Les habitans des colonies paraissent s’être trompés sur le véritable caractère de la situation à leur égard. Ils ont pris la stagnation de l’opinion pour un gage de sécurité : c’est un danger pour leurs intérêts, mais ce n’est pas un signe favorable au maintien de l’esclavage.

De ce qu’il n’existe pas en France une propagande abolitionniste puissamment organisée, pénétrant la société par tous les pores, envoyant au loin ses journaux et ses missionnaires, et dispensant à pleines mains les dons de la charité, on a eu grand tort de penser que la nécessité de faire l’émancipation serait facilement éludée. Si l’esclavage n’a pas été attaqué, c’est qu’il n’est pas défendu. Quelques hommes d’état sérieux, plusieurs membres des deux chambres, se sont chargés du soin de conduire cette mesure : l’opinion s’en est reposée sur eux. Quand il en a été temps, ils ont agi sur le gouvernement, et le gouvernement a pris un parti. Quand il en sera temps, les deux chambres voteront la mesure, et sans discussion. Il n’y aura de tiédeur que pour l’indemnité : c’est là le danger que nous signalions tout à l’heure dans l’intérêt des colonies.

Les membres de la commission que le gouvernement vient d’instituer sont heureusement en position de parer à ce danger. Par leur consistance dans les deux chambres, par leur volonté bien arrêtée et par l’esprit de justice qui les anime, ils répondent aux légitimes exigences de tous les intérêts. En ce qui regarde le principe, ils sont les sûrs garans des droits du travailleur et des titres éternels de la liberté humaine que l’oppression n’a pu prescrire. Pour ce qui touche l’intérêt des anciens planteurs qui ont fondé, vaille que vaille, la civilisation et l’industrie dans ces contrées, ils savent qu’une loyale indemnité leur est due, et qu’il faut aviser, en outre, à ce que les institutions anciennes soient remplacées par une constitution meilleure du travail. Quant à l’intérêt qui prime tous les autres, le véritable intérêt public de la France, la régénération de notre puissance coloniale et maritime, ce sera, n’en doutons pas, la préoccupation dominante de tous les membres de la commission.
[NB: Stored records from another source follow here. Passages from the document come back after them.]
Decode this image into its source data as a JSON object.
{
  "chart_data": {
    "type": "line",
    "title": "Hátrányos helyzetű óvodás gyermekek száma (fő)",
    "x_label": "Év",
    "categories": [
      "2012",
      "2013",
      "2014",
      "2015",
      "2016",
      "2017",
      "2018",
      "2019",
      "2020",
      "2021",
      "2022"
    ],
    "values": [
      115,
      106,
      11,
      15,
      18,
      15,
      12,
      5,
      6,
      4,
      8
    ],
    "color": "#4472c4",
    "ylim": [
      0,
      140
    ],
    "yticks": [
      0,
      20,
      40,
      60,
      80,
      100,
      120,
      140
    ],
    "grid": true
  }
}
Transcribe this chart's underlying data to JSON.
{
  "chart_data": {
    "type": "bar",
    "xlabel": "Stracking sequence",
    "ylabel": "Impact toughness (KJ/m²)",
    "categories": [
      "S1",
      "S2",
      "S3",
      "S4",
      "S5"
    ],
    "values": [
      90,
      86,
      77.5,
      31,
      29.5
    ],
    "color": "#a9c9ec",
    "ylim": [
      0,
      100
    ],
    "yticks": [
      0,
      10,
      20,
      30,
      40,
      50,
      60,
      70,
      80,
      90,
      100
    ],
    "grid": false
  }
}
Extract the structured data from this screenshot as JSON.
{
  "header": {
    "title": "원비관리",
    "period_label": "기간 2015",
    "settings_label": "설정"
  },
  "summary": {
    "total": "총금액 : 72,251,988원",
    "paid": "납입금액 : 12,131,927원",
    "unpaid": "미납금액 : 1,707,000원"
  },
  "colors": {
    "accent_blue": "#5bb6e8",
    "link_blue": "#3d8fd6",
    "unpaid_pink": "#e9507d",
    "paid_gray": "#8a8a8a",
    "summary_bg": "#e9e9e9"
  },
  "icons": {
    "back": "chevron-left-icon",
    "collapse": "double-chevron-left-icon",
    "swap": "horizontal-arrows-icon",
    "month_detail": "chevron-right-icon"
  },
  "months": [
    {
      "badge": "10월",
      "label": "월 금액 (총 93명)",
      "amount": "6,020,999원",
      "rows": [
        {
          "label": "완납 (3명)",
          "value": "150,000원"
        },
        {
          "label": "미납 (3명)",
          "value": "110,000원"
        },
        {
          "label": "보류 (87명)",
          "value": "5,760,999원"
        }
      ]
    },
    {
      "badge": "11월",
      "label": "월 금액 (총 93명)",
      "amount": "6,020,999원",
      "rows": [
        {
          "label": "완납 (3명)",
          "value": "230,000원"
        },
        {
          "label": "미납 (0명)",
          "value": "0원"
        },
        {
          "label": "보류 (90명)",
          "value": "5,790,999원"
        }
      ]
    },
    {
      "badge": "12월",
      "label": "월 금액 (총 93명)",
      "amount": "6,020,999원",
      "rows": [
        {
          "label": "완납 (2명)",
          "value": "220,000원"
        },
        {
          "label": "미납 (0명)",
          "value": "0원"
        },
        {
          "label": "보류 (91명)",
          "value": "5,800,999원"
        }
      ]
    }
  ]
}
Les termes même de l’ordonnance qui a créé la commission permettent que la question soit posée dans toute son étendue. La commission doit se proposer l’examen, et par suite la réforme de l’ensemble des institutions coloniales. Elle a compris sans doute qu’il ne serait ni juste, ni possible de changer la condition d’une classe, sans pourvoir aux modifications qui devraient s’introduire dans les autres parties de l’état social.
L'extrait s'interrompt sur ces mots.